Forum News: The hidden costs of exhibiting at trade shows…
Without the knowledge of other costs involved, the £2000 stand you’ve just booked at your industry trade show looks like a really inexpensive way of generating new business. But is it really justifiable?
Assuming you have just bought a stand and shell scheme, you will still need to consider the following costs:
- Show services such as lighting and electrics. These facilities are often controlled by the event organisers and can be costly. Also add on furniture hire, even carpeting. Estimated cost: £500-£1000.
- Then there’s transportation, moving the whole stand together with any literature and other equipment, all will need to be transported to and from the show with another £500 added on to the bill.
- Paramount to any trade show exhibition is advertising and other promotional materials which can amount to more than £1000. It’s all very well having a lovely brochure, but be aware of the cost of handing them out.

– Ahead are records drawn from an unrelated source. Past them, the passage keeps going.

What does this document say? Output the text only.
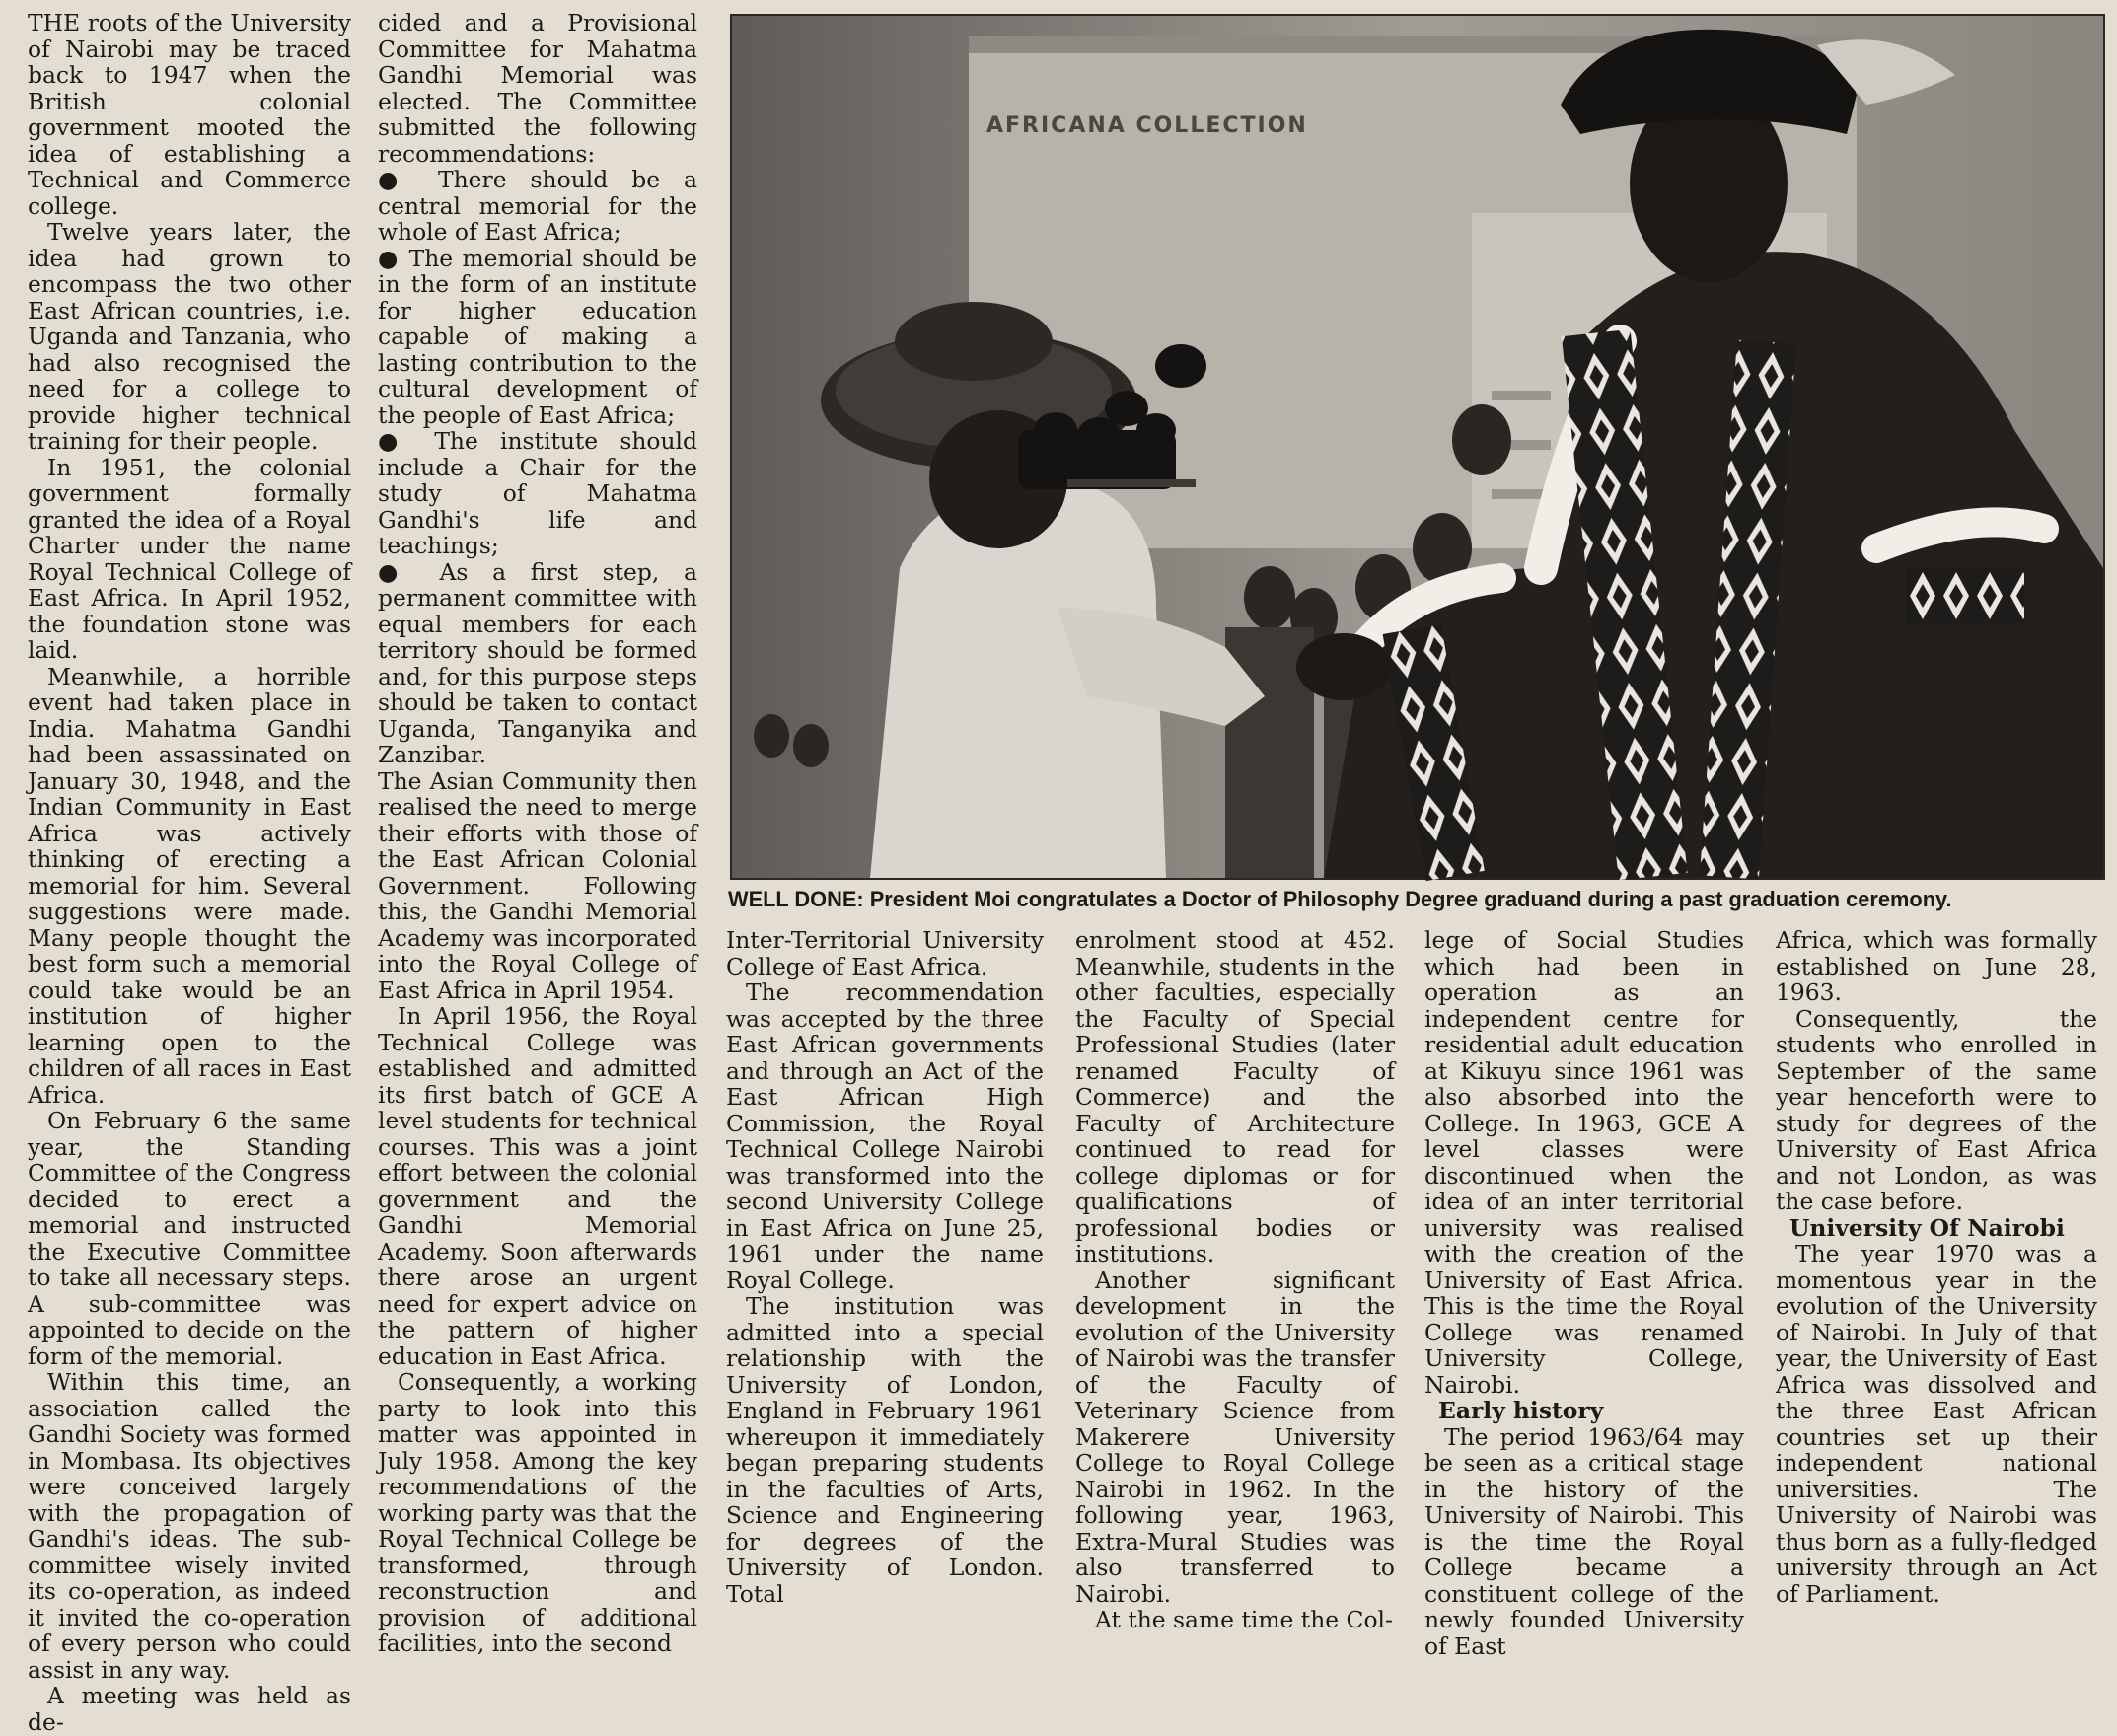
THE roots of the University of Nairobi may be traced back to 1947 when the British colonial government mooted the idea of establishing a Technical and Commerce college.

Twelve years later, the idea had grown to encompass the two other East African countries, i.e. Uganda and Tanzania, who had also recognised the need for a college to provide higher technical training for their people.

In 1951, the colonial government formally granted the idea of a Royal Charter under the name Royal Technical College of East Africa. In April 1952, the foundation stone was laid.

Meanwhile, a horrible event had taken place in India. Mahatma Gandhi had been assassinated on January 30, 1948, and the Indian Community in East Africa was actively thinking of erecting a memorial for him. Several suggestions were made. Many people thought the best form such a memorial could take would be an institution of higher learning open to the children of all races in East Africa.

On February 6 the same year, the Standing Committee of the Congress decided to erect a memorial and instructed the Executive Committee to take all necessary steps. A sub-committee was appointed to decide on the form of the memorial.

Within this time, an association called the Gandhi Society was formed in Mombasa. Its objectives were conceived largely with the propagation of Gandhi's ideas. The sub-committee wisely invited its co-operation, as indeed it invited the co-operation of every person who could assist in any way.

A meeting was held as de-

cided and a Provisional Committee for Mahatma Gandhi Memorial was elected. The Committee submitted the following recommendations:

● There should be a central memorial for the whole of East Africa;

● The memorial should be in the form of an institute for higher education capable of making a lasting contribution to the cultural development of the people of East Africa;

● The institute should include a Chair for the study of Mahatma Gandhi's life and teachings;

● As a first step, a permanent committee with equal members for each territory should be formed and, for this purpose steps should be taken to contact Uganda, Tanganyika and Zanzibar.

The Asian Community then realised the need to merge their efforts with those of the East African Colonial Government. Following this, the Gandhi Memorial Academy was incorporated into the Royal College of East Africa in April 1954.

In April 1956, the Royal Technical College was established and admitted its first batch of GCE A level students for technical courses. This was a joint effort between the colonial government and the Gandhi Memorial Academy. Soon afterwards there arose an urgent need for expert advice on the pattern of higher education in East Africa.

Consequently, a working party to look into this matter was appointed in July 1958. Among the key recommendations of the working party was that the Royal Technical College be transformed, through reconstruction and provision of additional facilities, into the second

AFRICANA COLLECTION
WELL DONE: President Moi congratulates a Doctor of Philosophy Degree graduand during a past graduation ceremony.

Inter-Territorial University College of East Africa.

The recommendation was accepted by the three East African governments and through an Act of the East African High Commission, the Royal Technical College Nairobi was transformed into the second University College in East Africa on June 25, 1961 under the name Royal College.

The institution was admitted into a special relationship with the University of London, England in February 1961 whereupon it immediately began preparing students in the faculties of Arts, Science and Engineering for degrees of the University of London. Total

enrolment stood at 452. Meanwhile, students in the other faculties, especially the Faculty of Special Professional Studies (later renamed Faculty of Commerce) and the Faculty of Architecture continued to read for college diplomas or for qualifications of professional bodies or institutions.

Another significant development in the evolution of the University of Nairobi was the transfer of the Faculty of Veterinary Science from Makerere University College to Royal College Nairobi in 1962. In the following year, 1963, Extra-Mural Studies was also transferred to Nairobi.

At the same time the Col-

lege of Social Studies which had been in operation as an independent centre for residential adult education at Kikuyu since 1961 was also absorbed into the College. In 1963, GCE A level classes were discontinued when the idea of an inter territorial university was realised with the creation of the University of East Africa. This is the time the Royal College was renamed University College, Nairobi.

Early history

The period 1963/64 may be seen as a critical stage in the history of the University of Nairobi. This is the time the Royal College became a constituent college of the newly founded University of East

Africa, which was formally established on June 28, 1963.

Consequently, the students who enrolled in September of the same year henceforth were to study for degrees of the University of East Africa and not London, as was the case before.

University Of Nairobi

The year 1970 was a momentous year in the evolution of the University of Nairobi. In July of that year, the University of East Africa was dissolved and the three East African countries set up their independent national universities. The University of Nairobi was thus born as a fully-fledged university through an Act of Parliament.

- Once the stand and everything else is up and running, your staff will need feeding. Five staff members with breakfast, lunch and dinner over the average three days is not cheap.
- When the exhibition is finally over, the charges keep on coming with clear up costs. Make sure you take your rubbish and leftovers with you or you may well get charged; and if your site is damaged in any way, it will more than likely result in an invoice.
- Making sure you acquire an adequate insurance policy, not only for your goods on display, but also liability insurance should anyone hurt themselves while on your stand is crucial. And that’s not cheap either, with an expected £150 or more price tag.
- You’re not finished yet; personnel is considered as one of the biggest costs of an exhibition. In addition, the extra £1,000 an employer will have to pay staff for longer hours, other costs such as accommodation, food, travel and parking also come into the equation.
Look at all the leads we’ve got…
The mountain of business cards you’ve collected; the dozens of quotations you were asked to supply after the event; the hours of organising them and calculating estimates; these are time consuming – as is following them up.
Then there are the decision-makers you met, or were scheduled to meet. Did they even show up to the event? If they did bother to put on an appearance, did they find your booth; did you get the chance to sit down and talk?